El otro niño, Julien Quentin, no se llama así. En realidad era el director Louis Malle quien desde entonces ha vivido con esa imagen, la del chico que marcha entre soldados alemanes rumbo a la muerte, mientras los compañeros se quedan mudos e inmóviles, descubriendo por primera vez en ese falso paraíso que la muerte, la segregación, el odio, y la soledad también son capaces de corromperla tranquilidad de sus escasas vidas.
"Adiós a los niños" es la reconstrucción de ese encuentro, de ese descubrimiento, de esa amistad que duró algunas semanas, pero que marcó para siempre a quien después se convertiría en uno de los grandes realizadores del mundo. "Adiós a los niños" es también una mirada al horror, las mentiras, las trampas, las apariencias y la caceria de brujas, pero a través de los ojos de un niño, en una época que también ha visto otras dos películas importantes sobre la guerra, bajo la óptica infantil: "El imperio del sol", de Steven Spielberg, y "El honor y la gloria", de John Boorman.

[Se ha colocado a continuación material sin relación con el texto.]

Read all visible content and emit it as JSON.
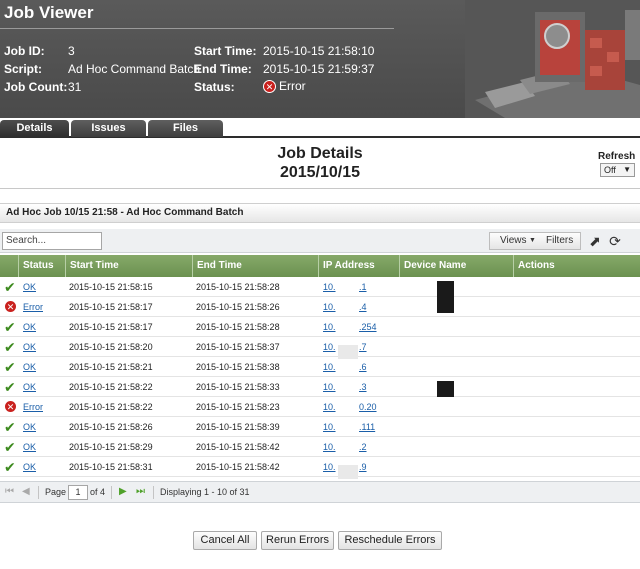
{
  "header": {
    "title": "Job Viewer",
    "job_id_label": "Job ID:",
    "job_id": "3",
    "script_label": "Script:",
    "script": "Ad Hoc Command Batch",
    "job_count_label": "Job Count:",
    "job_count": "31",
    "start_time_label": "Start Time:",
    "start_time": "2015-10-15 21:58:10",
    "end_time_label": "End Time:",
    "end_time": "2015-10-15 21:59:37",
    "status_label": "Status:",
    "status": "Error"
  },
  "tabs": [
    {
      "label": "Details",
      "active": true
    },
    {
      "label": "Issues",
      "active": false
    },
    {
      "label": "Files",
      "active": false
    }
  ],
  "details": {
    "title": "Job Details",
    "date": "2015/10/15",
    "refresh_label": "Refresh",
    "refresh_value": "Off"
  },
  "panel": {
    "title": "Ad Hoc Job 10/15 21:58 - Ad Hoc Command Batch",
    "search_placeholder": "Search...",
    "views_label": "Views",
    "filters_label": "Filters"
  },
  "grid": {
    "columns": [
      "Status",
      "Start Time",
      "End Time",
      "IP Address",
      "Device Name",
      "Actions"
    ],
    "rows": [
      {
        "status": "OK",
        "start": "2015-10-15 21:58:15",
        "end": "2015-10-15 21:58:28",
        "ip_a": "10.",
        "ip_b": ".1"
      },
      {
        "status": "Error",
        "start": "2015-10-15 21:58:17",
        "end": "2015-10-15 21:58:26",
        "ip_a": "10.",
        "ip_b": ".4"
      },
      {
        "status": "OK",
        "start": "2015-10-15 21:58:17",
        "end": "2015-10-15 21:58:28",
        "ip_a": "10.",
        "ip_b": ".254"
      },
      {
        "status": "OK",
        "start": "2015-10-15 21:58:20",
        "end": "2015-10-15 21:58:37",
        "ip_a": "10.",
        "ip_b": ".7"
      },
      {
        "status": "OK",
        "start": "2015-10-15 21:58:21",
        "end": "2015-10-15 21:58:38",
        "ip_a": "10.",
        "ip_b": ".6"
      },
      {
        "status": "OK",
        "start": "2015-10-15 21:58:22",
        "end": "2015-10-15 21:58:33",
        "ip_a": "10.",
        "ip_b": ".3"
      },
      {
        "status": "Error",
        "start": "2015-10-15 21:58:22",
        "end": "2015-10-15 21:58:23",
        "ip_a": "10.",
        "ip_b": "0.20"
      },
      {
        "status": "OK",
        "start": "2015-10-15 21:58:26",
        "end": "2015-10-15 21:58:39",
        "ip_a": "10.",
        "ip_b": ".111"
      },
      {
        "status": "OK",
        "start": "2015-10-15 21:58:29",
        "end": "2015-10-15 21:58:42",
        "ip_a": "10.",
        "ip_b": ".2"
      },
      {
        "status": "OK",
        "start": "2015-10-15 21:58:31",
        "end": "2015-10-15 21:58:42",
        "ip_a": "10.",
        "ip_b": ".9"
      }
    ]
  },
  "pager": {
    "page_label": "Page",
    "page": "1",
    "of_label": "of 4",
    "displaying": "Displaying 1 - 10 of 31"
  },
  "buttons": {
    "cancel_all": "Cancel All",
    "rerun_errors": "Rerun Errors",
    "reschedule_errors": "Reschedule Errors"
  }
}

La película de Malle es más directa, más modesta, con menos recursos de producción pero con una carga de ternura, sinceridad brutal y significados, que desarma a cualquiera.
A partir de los recuerdos de ese internado y esa época, Malle escribió el guión que fue nominado al Oscar y que, más tarde, ganaría uno de los siete premios Cesar obtenidos por la película este año, consagrándose además como una de las películas francesas más discutidas y vistas.
Malle ha contado la historia con una sobriedad tremendista, sin caer en trampas emocionales, sin dejarse arrastrar por la fecundidad de un tema que se va desarrollando con todo su tiempo normal, con su ritmo cotidiano a tiempo que el muchachito de familia burguesa, caprichoso, descubre cosas de la vida que sus padres ni sus maestros le habían enseñado, en medio de lecciones de latín y piano: descubre que la maldad y la descomposición moral de los seres humanos va más allá de los ataques de sus compañeros contra el muchacho empleado en la cocina, que la vida es algo más que juegos y escondites en el bosque y que la muerte, representada por los soldados alemanes y los colaboracionistas franceses que cazan judíos, está demasiado cercana, inminente y en cualquier momento puede derribar los muros de su estancia pacífica.
"Adiós a los niños", como película sobre la guerra, tiene mayor alcance que otras tragedias de la línea "Platoon" o "Apocalypsis now", porque desprecia su espectacularidad, rechaza las escenas de batallas interminables y prefiere encogerse como un caracol en la humedad sangrante de esos niños acosados por la violencia.
Malle nos conduce al infierno, los guías son estos dos niños y sus compañeros asustados, un infierno a pocos kilómetros de París donde el destino de ese chico, que toca muy bien el piano, queda marcado la mañana en que entra al patio y cruza una mirada con quien después sería su mejor compañero, su cómplice, a la espera de ser llevados al mataderó. Al finalizar, el espectador siente que algo vacío lo incomoda, lo molesta como una piedrita en el zapato. Es la mirada, la última que intercambian los dos chicos cuando el otro sale del patio, rumbo a la muerte.